Тундра сделалась пестрой: кочки черные, впадины белые, а луга, бугры и возвышенности то коричнево-желтые, то оливково-серебристые.

Птицы улетели. Остались лишь гаги, плавающие по водам бухты, и бесчисленные стада куропаток, пасущихся на солнечных склонах холмов.

Губа живет и плещется.

Ночами мороз сковывает лужи на отмелях узорным льдом. Прилив этот непрочный ледок разбивает и относит на береговой песок. Так, ежедневно по два раза прибирая ледяной мусор, приливы образовали вдоль всего берега вал, вышиною местами в метр. Это первый торос. Он хрупок. Станешь ногой — с хрустом ломается, проваливается.

В бухту заходят иногда белухи по несколько штук. Должно быть загоняют рыбу и охотятся. Частенько появляются тюлени и из любопытства подплывают близко к берегу. Уставятся глазами на постройки фактории, на лающих собак, на людей и подолгу не уплывают. Повидимому, очень любопытный зверь.

Мы подстерегаем их с ружьями, неоднократно стреляли, ни одного, впрочем, не убив. Лично я против такой бессмысленной пальбы. Она отпугивает зверя. Он может быть приучился бы выходить на берег или отдыхать на отмелях. В отлив зазевавшиеся или заснувшие тюлени оказались бы на суше и тогда охота на них могла бы дать результаты. А так получается лишь вред и ребяческая трата зарядов…

У Наташи Тусида есть брат мальчик — лет двенадцати, по имени Васька. Очень смышленый парнишка. Он с изумительной быстротой и легкостью усваивает фонетику русской речи. В первый же приезд на факторию обучился от наших женщин счету до пятидесяти. Отдельные фразы, иногда длинные и сложные, выговаривает без запинки, не пропуская ни одного звука, хотя смысла слов не понимает. Нас способности мальчика очень заинтересовали.

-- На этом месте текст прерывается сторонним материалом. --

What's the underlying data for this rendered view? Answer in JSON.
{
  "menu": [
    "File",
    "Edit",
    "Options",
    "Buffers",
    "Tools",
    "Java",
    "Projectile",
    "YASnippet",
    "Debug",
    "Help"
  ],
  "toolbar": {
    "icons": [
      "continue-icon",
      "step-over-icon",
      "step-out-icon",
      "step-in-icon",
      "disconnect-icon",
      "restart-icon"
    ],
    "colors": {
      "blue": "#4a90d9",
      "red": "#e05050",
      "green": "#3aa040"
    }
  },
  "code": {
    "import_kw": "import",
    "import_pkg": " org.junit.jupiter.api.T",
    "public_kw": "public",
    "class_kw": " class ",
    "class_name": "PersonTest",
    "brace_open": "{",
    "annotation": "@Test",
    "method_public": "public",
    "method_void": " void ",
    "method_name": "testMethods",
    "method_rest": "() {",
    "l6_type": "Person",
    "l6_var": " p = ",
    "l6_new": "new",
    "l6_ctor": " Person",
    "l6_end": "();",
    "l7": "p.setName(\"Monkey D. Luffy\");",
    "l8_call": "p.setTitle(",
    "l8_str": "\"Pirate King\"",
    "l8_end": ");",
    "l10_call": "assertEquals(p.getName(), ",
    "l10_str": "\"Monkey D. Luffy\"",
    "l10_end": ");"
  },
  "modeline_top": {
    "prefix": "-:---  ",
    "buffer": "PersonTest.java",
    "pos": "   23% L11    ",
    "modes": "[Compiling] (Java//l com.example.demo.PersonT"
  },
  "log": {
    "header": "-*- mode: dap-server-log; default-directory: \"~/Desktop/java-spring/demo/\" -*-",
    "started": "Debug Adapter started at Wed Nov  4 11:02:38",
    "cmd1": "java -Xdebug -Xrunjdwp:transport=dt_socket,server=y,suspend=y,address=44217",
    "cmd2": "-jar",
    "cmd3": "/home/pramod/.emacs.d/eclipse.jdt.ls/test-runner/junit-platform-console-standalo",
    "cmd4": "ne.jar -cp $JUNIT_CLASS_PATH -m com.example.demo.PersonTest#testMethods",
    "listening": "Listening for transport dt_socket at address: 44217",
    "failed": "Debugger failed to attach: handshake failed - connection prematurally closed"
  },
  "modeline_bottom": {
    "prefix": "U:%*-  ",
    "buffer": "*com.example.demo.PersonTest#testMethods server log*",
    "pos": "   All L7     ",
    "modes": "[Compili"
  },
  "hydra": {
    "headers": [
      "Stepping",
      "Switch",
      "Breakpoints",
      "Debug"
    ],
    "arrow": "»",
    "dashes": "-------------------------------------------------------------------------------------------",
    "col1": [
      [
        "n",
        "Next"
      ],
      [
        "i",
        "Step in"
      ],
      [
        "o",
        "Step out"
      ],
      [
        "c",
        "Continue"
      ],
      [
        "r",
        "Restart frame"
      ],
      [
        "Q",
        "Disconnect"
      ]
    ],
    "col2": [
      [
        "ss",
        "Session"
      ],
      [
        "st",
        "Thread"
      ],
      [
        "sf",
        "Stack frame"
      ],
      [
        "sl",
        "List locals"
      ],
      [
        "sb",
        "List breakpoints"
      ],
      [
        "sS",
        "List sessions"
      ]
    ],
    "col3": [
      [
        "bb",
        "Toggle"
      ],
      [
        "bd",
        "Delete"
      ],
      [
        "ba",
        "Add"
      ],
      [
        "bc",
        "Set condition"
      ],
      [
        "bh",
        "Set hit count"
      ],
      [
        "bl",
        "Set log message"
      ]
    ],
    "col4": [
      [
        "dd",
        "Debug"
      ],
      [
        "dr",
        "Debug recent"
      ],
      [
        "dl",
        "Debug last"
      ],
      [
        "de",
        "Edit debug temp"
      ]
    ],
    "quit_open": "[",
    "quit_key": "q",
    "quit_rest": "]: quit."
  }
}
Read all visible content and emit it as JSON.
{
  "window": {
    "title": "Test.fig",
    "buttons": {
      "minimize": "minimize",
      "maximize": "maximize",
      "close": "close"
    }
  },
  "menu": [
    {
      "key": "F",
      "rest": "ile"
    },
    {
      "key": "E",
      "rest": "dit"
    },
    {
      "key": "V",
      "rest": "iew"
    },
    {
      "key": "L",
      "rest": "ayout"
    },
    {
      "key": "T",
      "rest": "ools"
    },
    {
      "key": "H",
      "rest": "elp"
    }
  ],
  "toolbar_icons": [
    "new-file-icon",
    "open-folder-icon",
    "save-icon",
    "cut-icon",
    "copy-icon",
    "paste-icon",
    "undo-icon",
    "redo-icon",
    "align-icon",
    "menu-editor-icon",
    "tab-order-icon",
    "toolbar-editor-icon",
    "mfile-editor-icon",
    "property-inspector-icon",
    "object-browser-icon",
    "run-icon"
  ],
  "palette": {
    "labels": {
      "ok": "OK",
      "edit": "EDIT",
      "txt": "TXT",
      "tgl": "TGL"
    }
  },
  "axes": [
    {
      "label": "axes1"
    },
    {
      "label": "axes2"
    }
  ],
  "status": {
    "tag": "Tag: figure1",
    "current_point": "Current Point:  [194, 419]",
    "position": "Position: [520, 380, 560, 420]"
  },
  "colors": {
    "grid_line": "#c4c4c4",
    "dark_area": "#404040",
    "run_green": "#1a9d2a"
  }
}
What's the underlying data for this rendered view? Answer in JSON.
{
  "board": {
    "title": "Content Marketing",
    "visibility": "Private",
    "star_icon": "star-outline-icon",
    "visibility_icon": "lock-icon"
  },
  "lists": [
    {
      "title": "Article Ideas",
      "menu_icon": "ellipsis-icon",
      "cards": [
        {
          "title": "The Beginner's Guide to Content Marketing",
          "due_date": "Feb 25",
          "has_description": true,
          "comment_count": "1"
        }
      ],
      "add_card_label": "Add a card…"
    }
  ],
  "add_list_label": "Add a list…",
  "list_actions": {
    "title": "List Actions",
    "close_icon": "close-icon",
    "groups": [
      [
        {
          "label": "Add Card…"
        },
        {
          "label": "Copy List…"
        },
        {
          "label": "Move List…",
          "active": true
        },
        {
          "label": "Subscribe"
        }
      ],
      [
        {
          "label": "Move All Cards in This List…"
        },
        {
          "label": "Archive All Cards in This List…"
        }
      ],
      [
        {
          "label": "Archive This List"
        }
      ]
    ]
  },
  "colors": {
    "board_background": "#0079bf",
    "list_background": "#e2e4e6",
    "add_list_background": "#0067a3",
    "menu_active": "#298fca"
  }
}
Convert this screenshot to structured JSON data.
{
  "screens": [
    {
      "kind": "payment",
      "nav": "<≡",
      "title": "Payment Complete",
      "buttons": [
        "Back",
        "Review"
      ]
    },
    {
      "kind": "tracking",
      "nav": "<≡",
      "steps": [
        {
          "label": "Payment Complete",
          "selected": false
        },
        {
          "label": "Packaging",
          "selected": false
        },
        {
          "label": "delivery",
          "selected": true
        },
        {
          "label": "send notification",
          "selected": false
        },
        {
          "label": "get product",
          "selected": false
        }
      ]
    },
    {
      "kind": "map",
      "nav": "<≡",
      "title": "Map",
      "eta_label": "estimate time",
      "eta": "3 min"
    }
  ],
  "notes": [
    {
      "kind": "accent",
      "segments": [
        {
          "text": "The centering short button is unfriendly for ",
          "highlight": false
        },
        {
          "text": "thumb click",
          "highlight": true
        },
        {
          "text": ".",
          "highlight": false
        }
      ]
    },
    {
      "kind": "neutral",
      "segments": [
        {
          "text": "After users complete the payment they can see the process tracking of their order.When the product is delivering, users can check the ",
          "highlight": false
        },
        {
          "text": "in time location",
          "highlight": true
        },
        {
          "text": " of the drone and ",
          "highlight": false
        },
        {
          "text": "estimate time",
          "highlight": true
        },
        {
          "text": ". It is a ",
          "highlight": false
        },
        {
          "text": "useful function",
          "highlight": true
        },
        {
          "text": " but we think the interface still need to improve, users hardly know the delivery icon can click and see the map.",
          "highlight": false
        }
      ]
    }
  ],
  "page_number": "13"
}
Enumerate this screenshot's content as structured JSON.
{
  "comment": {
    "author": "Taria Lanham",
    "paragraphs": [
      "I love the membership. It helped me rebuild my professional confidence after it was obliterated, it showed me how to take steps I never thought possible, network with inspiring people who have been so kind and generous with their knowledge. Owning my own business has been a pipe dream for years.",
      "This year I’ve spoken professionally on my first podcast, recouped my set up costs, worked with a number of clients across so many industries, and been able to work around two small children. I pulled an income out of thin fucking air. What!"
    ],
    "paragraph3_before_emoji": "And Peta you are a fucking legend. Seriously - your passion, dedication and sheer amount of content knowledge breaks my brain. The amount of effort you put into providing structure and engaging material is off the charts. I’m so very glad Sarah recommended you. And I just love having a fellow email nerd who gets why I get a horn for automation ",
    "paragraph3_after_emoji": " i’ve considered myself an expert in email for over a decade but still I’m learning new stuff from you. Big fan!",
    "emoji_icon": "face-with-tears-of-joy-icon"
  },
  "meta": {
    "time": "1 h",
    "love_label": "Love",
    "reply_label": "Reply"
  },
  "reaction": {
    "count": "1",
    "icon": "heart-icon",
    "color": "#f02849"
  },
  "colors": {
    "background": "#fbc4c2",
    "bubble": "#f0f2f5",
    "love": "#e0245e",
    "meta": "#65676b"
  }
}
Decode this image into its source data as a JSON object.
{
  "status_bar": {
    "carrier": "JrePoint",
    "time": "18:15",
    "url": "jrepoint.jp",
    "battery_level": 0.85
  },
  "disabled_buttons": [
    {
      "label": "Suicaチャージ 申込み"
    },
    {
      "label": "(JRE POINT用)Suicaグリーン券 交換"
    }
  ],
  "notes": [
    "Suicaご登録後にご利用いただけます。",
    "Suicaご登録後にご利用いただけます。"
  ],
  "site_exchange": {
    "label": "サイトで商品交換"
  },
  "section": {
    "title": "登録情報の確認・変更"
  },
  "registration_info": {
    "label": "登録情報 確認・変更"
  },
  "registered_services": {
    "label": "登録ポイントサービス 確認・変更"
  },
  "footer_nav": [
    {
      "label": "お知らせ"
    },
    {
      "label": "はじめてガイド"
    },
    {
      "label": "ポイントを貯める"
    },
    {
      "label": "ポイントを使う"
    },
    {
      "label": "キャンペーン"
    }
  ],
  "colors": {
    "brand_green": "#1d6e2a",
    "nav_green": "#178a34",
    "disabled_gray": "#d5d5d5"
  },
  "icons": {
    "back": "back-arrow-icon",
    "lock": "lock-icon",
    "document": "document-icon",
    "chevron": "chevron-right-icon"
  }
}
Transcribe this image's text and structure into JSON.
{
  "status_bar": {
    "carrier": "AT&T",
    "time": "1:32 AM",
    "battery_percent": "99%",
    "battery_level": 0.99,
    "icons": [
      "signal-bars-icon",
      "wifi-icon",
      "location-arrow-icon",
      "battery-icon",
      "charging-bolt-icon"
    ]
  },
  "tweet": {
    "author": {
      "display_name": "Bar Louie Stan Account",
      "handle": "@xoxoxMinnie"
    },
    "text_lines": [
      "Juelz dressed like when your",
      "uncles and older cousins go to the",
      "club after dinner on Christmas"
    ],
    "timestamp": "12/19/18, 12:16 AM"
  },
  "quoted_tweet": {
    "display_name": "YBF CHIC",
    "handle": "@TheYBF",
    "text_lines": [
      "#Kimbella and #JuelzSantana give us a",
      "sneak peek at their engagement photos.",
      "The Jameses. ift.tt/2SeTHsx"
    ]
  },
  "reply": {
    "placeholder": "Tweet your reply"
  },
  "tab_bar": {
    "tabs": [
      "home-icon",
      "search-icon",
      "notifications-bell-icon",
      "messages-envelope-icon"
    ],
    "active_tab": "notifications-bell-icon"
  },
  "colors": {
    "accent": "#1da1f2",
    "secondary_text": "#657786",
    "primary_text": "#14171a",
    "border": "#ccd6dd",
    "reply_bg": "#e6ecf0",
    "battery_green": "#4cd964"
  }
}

Аксенов повел переговоры с Васькой Тусида и с матерью Васьки, чтобы отпустили мальчика жить на факторию. Я взялся обучить его разговорному языку и грамоте. Сам Васька принял это предложение без колебаний, даже с радостью, и старшие охотно согласились.

Однако в следующие наезды Ваньки и Наташи мальчика с ними не было. На вопросы отвечали уклончиво:

— Занят… не может… караулит оленей…

В дальнейшем выяснилось, что дома семья посовещалась и передумала — отдавать не хотят. Аксенов предлагал постоянную зарплату, харчи, экипировку. Мы втолковывали и Ваньке и женщинам все выгоды для мальчика обучиться языку и грамоте. Ничто не помогло. У старших есть свои доводы. Им необходим работник в семье для ухода за оленями. Васька уже и теперь самостоятельно окарауливает стада, умеет поймать оленя, запрячь, править нартами — работает за взрослого.

И будет, надо думать, им бесплатным батраком вплоть до женитьбы, пока не обзаведется собственным хозяйством. Отдав к нам, они теряют мальчика — это их твердая уверенность. Научится говорить, читать и писать — пойдет на работу к русским. Втянется хотя бы в торговлю фактории или уедет учиться в русские города. Прощай, батрак! Ванька уж видел такие примеры и не хочет лишаться нужного парнишки.

Сколько мы ни бились, толку не вышло. Васька на долгий срок исчез. Лишь спустя много времени я вновь увидел его.

— Почему отказался? — спросил я через переводчика. — Не хочешь учиться?

— Успею… я еще молодой…

Но говорит неоткровенно, видимо, с чужих слов.

Васька живой и бойкий мальчик. Широконосый, с острыми, умными глазами, похож на сестру, бабу довольно миловидную. Очень любознателен, во все вникает, без устали вертится между старшими и внимательно следит за куплей-продажей, за переговорами покупателей с продавцом. Курит трубку, любит папиросы.

Из него, надо думать, выработается второй Ванька Тусида, только более ловкий и тертый.

Еще в одну из осенних бурь на северном мыске бухты повалило маячный столб.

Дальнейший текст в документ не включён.